Oltre alle singole analogie su questi determinati temi, è considerando il punto di partenza delle rispettive filosofie che si registra la forte affinità tra i due filosofi. Infatti, Vico, come Spinoza, parte dal corpo per fondare la sua teoria della conoscenza. Questo si è visto già nel De Antiquissima. Ma in maniera ancora più netta è nella Scienza

Nuova, dove la mente è come annullata dal corpo, che i primi uomini si basano su

conoscenze essenzialmente corporee. Prima di giungere a una conoscenza razionale bisogna passare dal corpo e da ciò con cui esso viene in contatto. Però Vico, a differenza del filosofo olandese, non mette sullo stesso piano corpo e mente. Per il filosofo

napoletano quest'ultima rimane a un grado più alto rispetto al corpo. La sua natura è essenzialmente divina, ma, proprio per non cadere nello spinozismo, non può ammettere pari dignità al corpo e alla conoscenza che deriva da esso. Nonostante questo, si è visto come Vico sviluppi l'immagine a partire dalla conoscenza sensibile, cioè da quegli oggetti esterni che toccano i suoi organi corporei.

Inoltre, anche Vico considera i prodotti dell'immaginazione come assolutamente veri. Non ne parla però, come fa Spinoza, in termini di inadeguatezza. Questa differenza, non è, però, dovuta a una diversa idea sulla questione, ma alla dimensione storica della

Scienza Nuova. Infatti, se si guarda retrospettivamente la conoscenza dei primi uomini

paragonandola alla nostra, la prima ci appare vera se considerata come creazione umana e come prodotto di un'umanità che non era dotata di determinate capacità mentali e astrattive; ma, allo stesso tempo, se ne può affermare l'inadeguatezza rispetto alla nostra conoscenza razionale.

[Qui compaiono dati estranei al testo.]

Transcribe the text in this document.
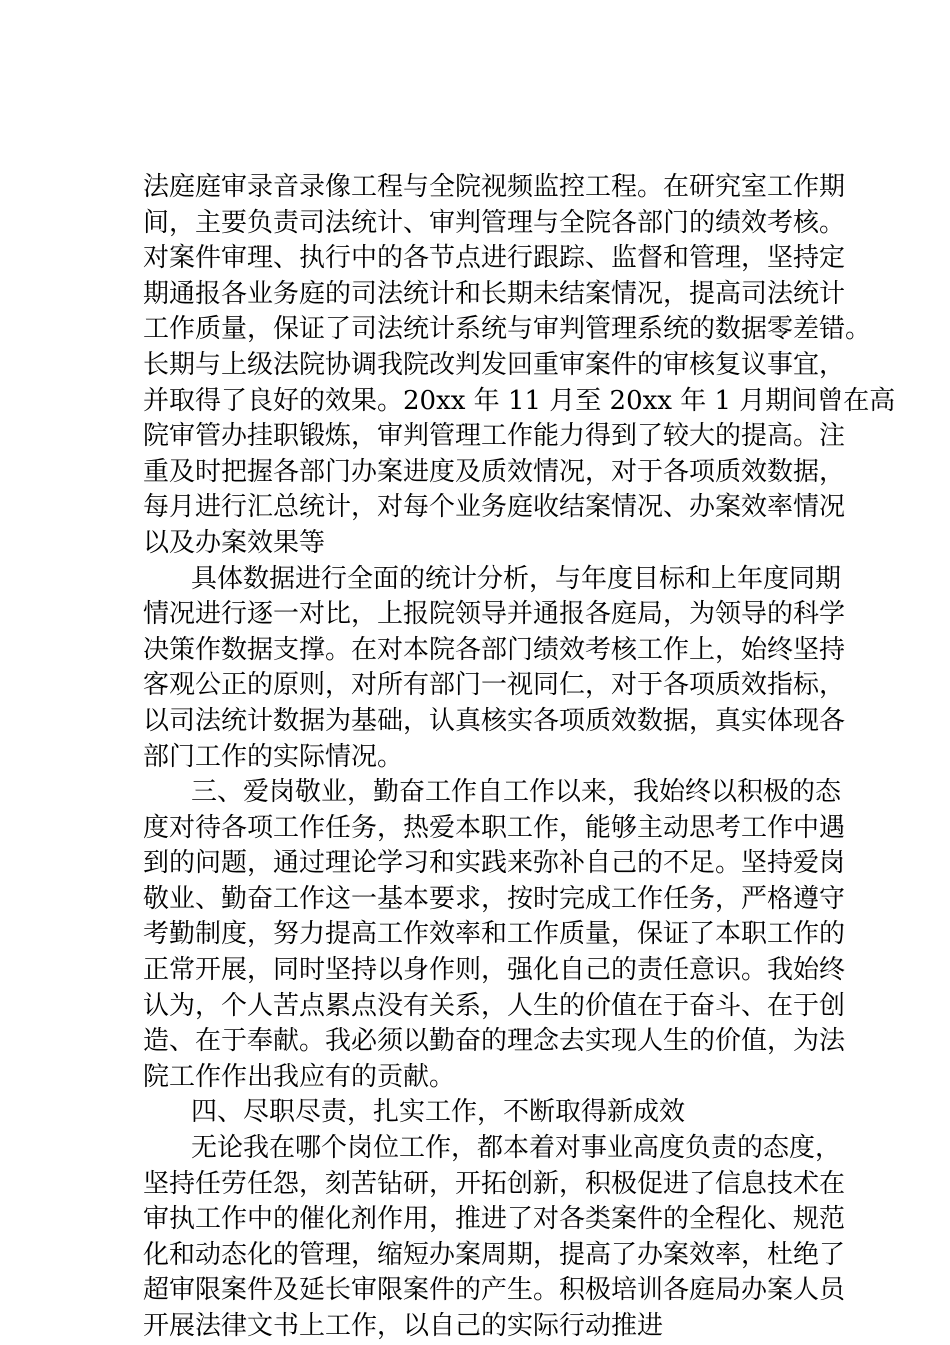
法庭庭审录音录像工程与全院视频监控工程。在研究室工作期
间，主要负责司法统计、审判管理与全院各部门的绩效考核。
对案件审理、执行中的各节点进行跟踪、监督和管理，坚持定
期通报各业务庭的司法统计和长期未结案情况，提高司法统计
工作质量，保证了司法统计系统与审判管理系统的数据零差错。
长期与上级法院协调我院改判发回重审案件的审核复议事宜，
并取得了良好的效果。20xx 年 11 月至 20xx 年 1 月期间曾在高
院审管办挂职锻炼，审判管理工作能力得到了较大的提高。注
重及时把握各部门办案进度及质效情况，对于各项质效数据，
每月进行汇总统计，对每个业务庭收结案情况、办案效率情况
以及办案效果等
具体数据进行全面的统计分析，与年度目标和上年度同期
情况进行逐一对比，上报院领导并通报各庭局，为领导的科学
决策作数据支撑。在对本院各部门绩效考核工作上，始终坚持
客观公正的原则，对所有部门一视同仁，对于各项质效指标，
以司法统计数据为基础，认真核实各项质效数据，真实体现各
部门工作的实际情况。
三、爱岗敬业，勤奋工作自工作以来，我始终以积极的态
度对待各项工作任务，热爱本职工作，能够主动思考工作中遇
到的问题，通过理论学习和实践来弥补自己的不足。坚持爱岗
敬业、勤奋工作这一基本要求，按时完成工作任务，严格遵守
考勤制度，努力提高工作效率和工作质量，保证了本职工作的
正常开展，同时坚持以身作则，强化自己的责任意识。我始终
认为，个人苦点累点没有关系，人生的价值在于奋斗、在于创
造、在于奉献。我必须以勤奋的理念去实现人生的价值，为法
院工作作出我应有的贡献。
四、尽职尽责，扎实工作，不断取得新成效
无论我在哪个岗位工作，都本着对事业高度负责的态度，
坚持任劳任怨，刻苦钻研，开拓创新，积极促进了信息技术在
审执工作中的催化剂作用，推进了对各类案件的全程化、规范
化和动态化的管理，缩短办案周期，提高了办案效率，杜绝了
超审限案件及延长审限案件的产生。积极培训各庭局办案人员
开展法律文书上工作，以自己的实际行动推进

E questo è dimostrato, a mio modo di vedere, dal fatto che le favole dei primi uomini, mano a mano che lo sviluppo dell'umanità procede, prima si corrompono e, infine, perdono il loro carattere di verità. Inoltre l'immaginazione come vera è da considerare anche nel suo ruolo necessario che svolge per la conoscenza umana. Per giungere alla ragione, alla conoscenza adeguata, bisogna prima passare dall'immaginazione. In questo senso Vico segnala la pericolosità della filosofia cartesiana, essa è sterile poiché tralascia tutto ciò che deriva dal corpo e che non presenta un carattere chiaro e distinto. Vico sembrerebbe mosso dallo stesso motivo di Spinoza. Entrambi rivalutano, facendone il fulcro del loro pensiero, quello che la filosofia cartesiana, impostasi nell'Europa di quegli anni, cerca di non considerare: «una ragione che non impone le sue regole ai fenomeni, ma si costruisce a partire dal proprio altro – dall'immaginario, dall'infinita ambiguità e indeterminatezza del pensiero fantastico e poietico – cercando in quegli stessi fenomeni i tratti comuni e le condizioni di possibilità della loro resistenza infinita a ogni tentativo di riduzione»60.

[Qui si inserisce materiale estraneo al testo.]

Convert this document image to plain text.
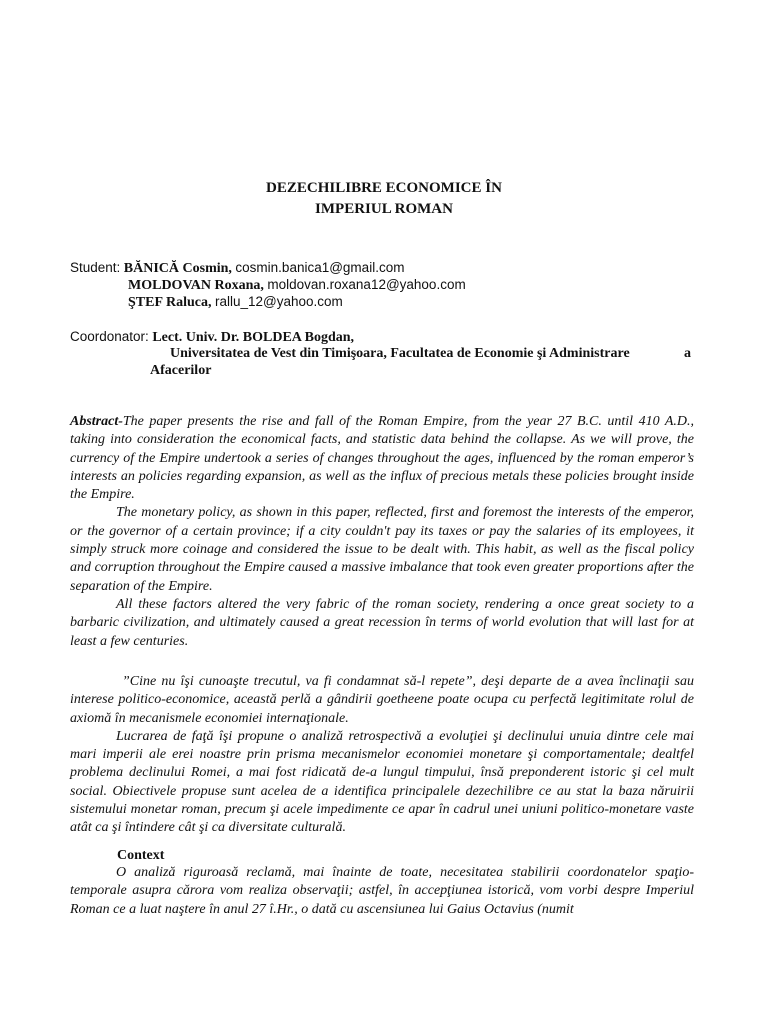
DEZECHILIBRE ECONOMICE ÎN
IMPERIUL ROMAN
Student: BĂNICĂ Cosmin, cosmin.banica1@gmail.com
MOLDOVAN Roxana, moldovan.roxana12@yahoo.com
ŞTEF Raluca, rallu_12@yahoo.com
Coordonator: Lect. Univ. Dr. BOLDEA Bogdan,
Universitatea de Vest din Timişoara, Facultatea de Economie şi Administrare	a
Afacerilor

Abstract-The paper presents the rise and fall of the Roman Empire, from the year 27 B.C. until 410 A.D., taking into consideration the economical facts, and statistic data behind the collapse. As we will prove, the currency of the Empire undertook a series of changes throughout the ages, influenced by the roman emperor’s interests an policies regarding expansion, as well as the influx of precious metals these policies brought inside the Empire.

The monetary policy, as shown in this paper, reflected, first and foremost the interests of the emperor, or the governor of a certain province; if a city couldn't pay its taxes or pay the salaries of its employees, it simply struck more coinage and considered the issue to be dealt with. This habit, as well as the fiscal policy and corruption throughout the Empire caused a massive imbalance that took even greater proportions after the separation of the Empire.

All these factors altered the very fabric of the roman society, rendering a once great society to a barbaric civilization, and ultimately caused a great recession în terms of world evolution that will last for at least a few centuries.

”Cine nu îşi cunoaşte trecutul, va fi condamnat să-l repete”, deşi departe de a avea înclinaţii sau interese politico-economice, această perlă a gândirii goetheene poate ocupa cu perfectă legitimitate rolul de axiomă în mecanismele economiei internaţionale.

Lucrarea de faţă îşi propune o analiză retrospectivă a evoluţiei şi declinului unuia dintre cele mai mari imperii ale erei noastre prin prisma mecanismelor economiei monetare şi comportamentale; dealtfel problema declinului Romei, a mai fost ridicată de-a lungul timpului, însă preponderent istoric şi cel mult social. Obiectivele propuse sunt acelea de a identifica principalele dezechilibre ce au stat la baza năruirii sistemului monetar roman, precum şi acele impedimente ce apar în cadrul unei uniuni politico-monetare vaste atât ca şi întindere cât şi ca diversitate culturală.

Context

O analiză riguroasă reclamă, mai înainte de toate, necesitatea stabilirii coordonatelor spaţio-temporale asupra cărora vom realiza observaţii; astfel, în accepţiunea istorică, vom vorbi despre Imperiul Roman ce a luat naştere în anul 27 î.Hr., o dată cu ascensiunea lui Gaius Octavius (numit
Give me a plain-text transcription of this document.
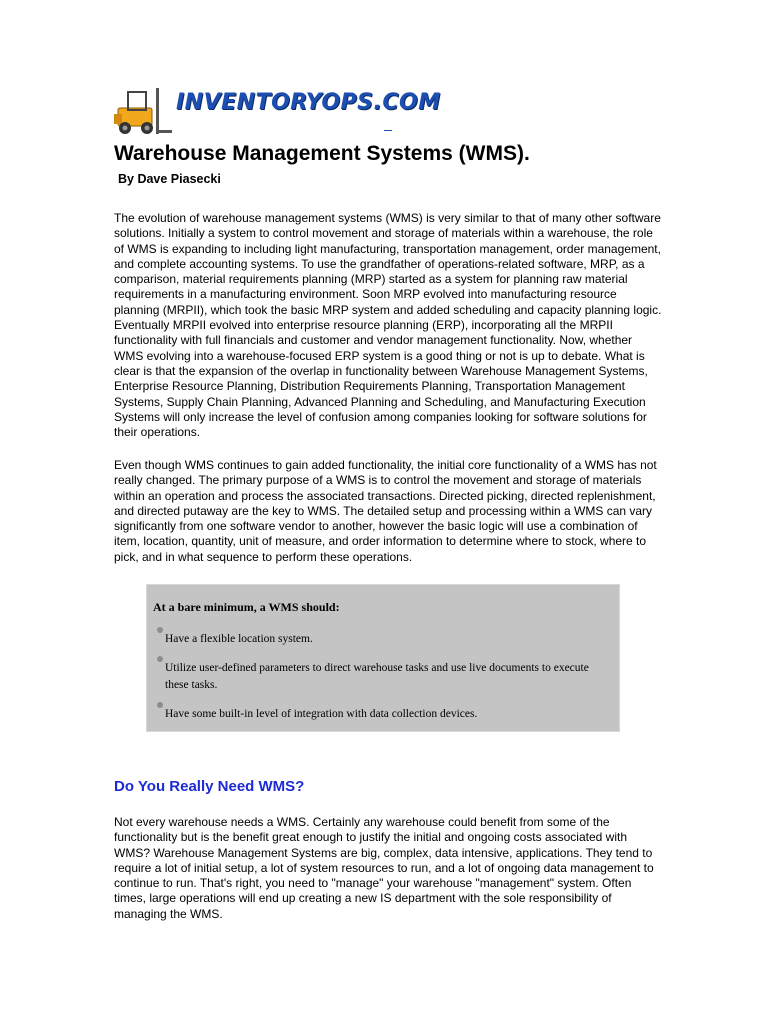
INVENTORYOPS.COM
Warehouse Management Systems (WMS).

By Dave Piasecki

The evolution of warehouse management systems (WMS) is very similar to that of many other software solutions. Initially a system to control movement and storage of materials within a warehouse, the role of WMS is expanding to including light manufacturing, transportation management, order management, and complete accounting systems. To use the grandfather of operations-related software, MRP, as a comparison, material requirements planning (MRP) started as a system for planning raw material requirements in a manufacturing environment. Soon MRP evolved into manufacturing resource planning (MRPII), which took the basic MRP system and added scheduling and capacity planning logic. Eventually MRPII evolved into enterprise resource planning (ERP), incorporating all the MRPII functionality with full financials and customer and vendor management functionality. Now, whether WMS evolving into a warehouse-focused ERP system is a good thing or not is up to debate. What is clear is that the expansion of the overlap in functionality between Warehouse Management Systems, Enterprise Resource Planning, Distribution Requirements Planning, Transportation Management Systems, Supply Chain Planning, Advanced Planning and Scheduling, and Manufacturing Execution Systems will only increase the level of confusion among companies looking for software solutions for their operations.

Even though WMS continues to gain added functionality, the initial core functionality of a WMS has not really changed. The primary purpose of a WMS is to control the movement and storage of materials within an operation and process the associated transactions. Directed picking, directed replenishment, and directed putaway are the key to WMS. The detailed setup and processing within a WMS can vary significantly from one software vendor to another, however the basic logic will use a combination of item, location, quantity, unit of measure, and order information to determine where to stock, where to pick, and in what sequence to perform these operations.

At a bare minimum, a WMS should:

Have a flexible location system.
Utilize user-defined parameters to direct warehouse tasks and use live documents to execute these tasks.
Have some built-in level of integration with data collection devices.
Do You Really Need WMS?

Not every warehouse needs a WMS. Certainly any warehouse could benefit from some of the functionality but is the benefit great enough to justify the initial and ongoing costs associated with WMS? Warehouse Management Systems are big, complex, data intensive, applications. They tend to require a lot of initial setup, a lot of system resources to run, and a lot of ongoing data management to continue to run. That's right, you need to "manage" your warehouse "management" system. Often times, large operations will end up creating a new IS department with the sole responsibility of managing the WMS.
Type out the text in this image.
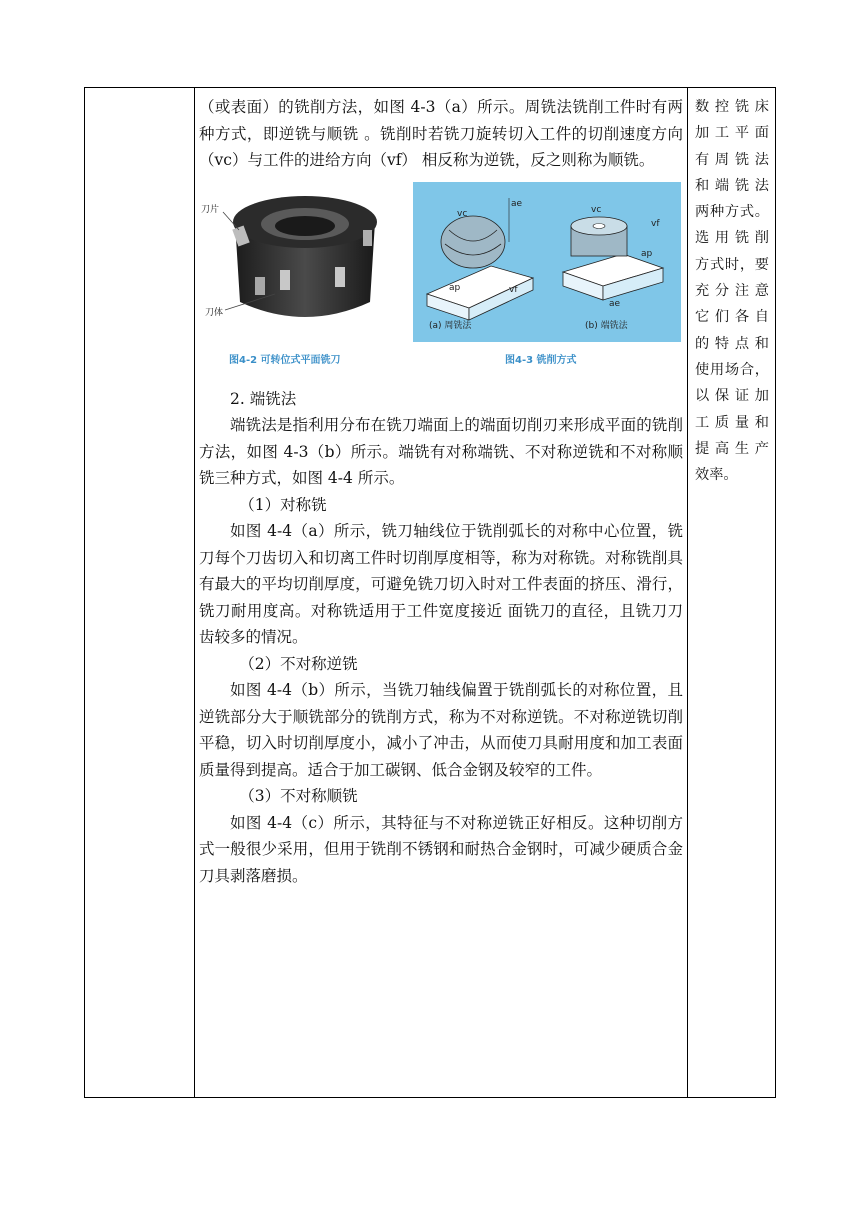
（或表面）的铣削方法，如图 4-3（a）所示。周铣法铣削工件时有两种方式，即逆铣与顺铣 。铣削时若铣刀旋转切入工件的切削速度方向（vc）与工件的进给方向（vf） 相反称为逆铣，反之则称为顺铣。

刀片
刀体
图4-2 可转位式平面铣刀
vc
ae
ap	vf
vc
vf
ae
ap
(a) 周铣法	(b) 端铣法
图4-3 铣削方式

2. 端铣法

端铣法是指利用分布在铣刀端面上的端面切削刃来形成平面的铣削方法，如图 4-3（b）所示。端铣有对称端铣、不对称逆铣和不对称顺铣三种方式，如图 4-4 所示。

（1）对称铣

如图 4-4（a）所示，铣刀轴线位于铣削弧长的对称中心位置，铣刀每个刀齿切入和切离工件时切削厚度相等，称为对称铣。对称铣削具有最大的平均切削厚度，可避免铣刀切入时对工件表面的挤压、滑行，铣刀耐用度高。对称铣适用于工件宽度接近 面铣刀的直径，且铣刀刀齿较多的情况。

（2）不对称逆铣

如图 4-4（b）所示，当铣刀轴线偏置于铣削弧长的对称位置，且逆铣部分大于顺铣部分的铣削方式，称为不对称逆铣。不对称逆铣切削平稳，切入时切削厚度小，减小了冲击，从而使刀具耐用度和加工表面质量得到提高。适合于加工碳钢、低合金钢及较窄的工件。

（3）不对称顺铣

如图 4-4（c）所示，其特征与不对称逆铣正好相反。这种切削方式一般很少采用，但用于铣削不锈钢和耐热合金钢时，可减少硬质合金刀具剥落磨损。

数控铣床
加工平面
有周铣法
和端铣法
两种方式。
选用铣削
方式时，要
充分注意
它们各自
的特点和
使用场合，
以保证加
工质量和
提高生产
效率。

Infine, entrambi fanno dell'immagine un senso comune che, oltre a possedere un certo grado di verità, è anche alla base della socievolezza umana. Grazie all'immaginazione e alla parola gli uomini entrano in contatto tra di loro, verrebbe da dire che si urtano a vicenda, capendo così di avere determinate caratteristiche comuni, le quali permettono di costruire il mondo civile.

60 A. Sangiacomo, “Historia sincera”: ermeneutica dell'immaginazione in Spinoza e Vico, «BCSV», XLI, 1/2011, pp. 43-74, p. 73.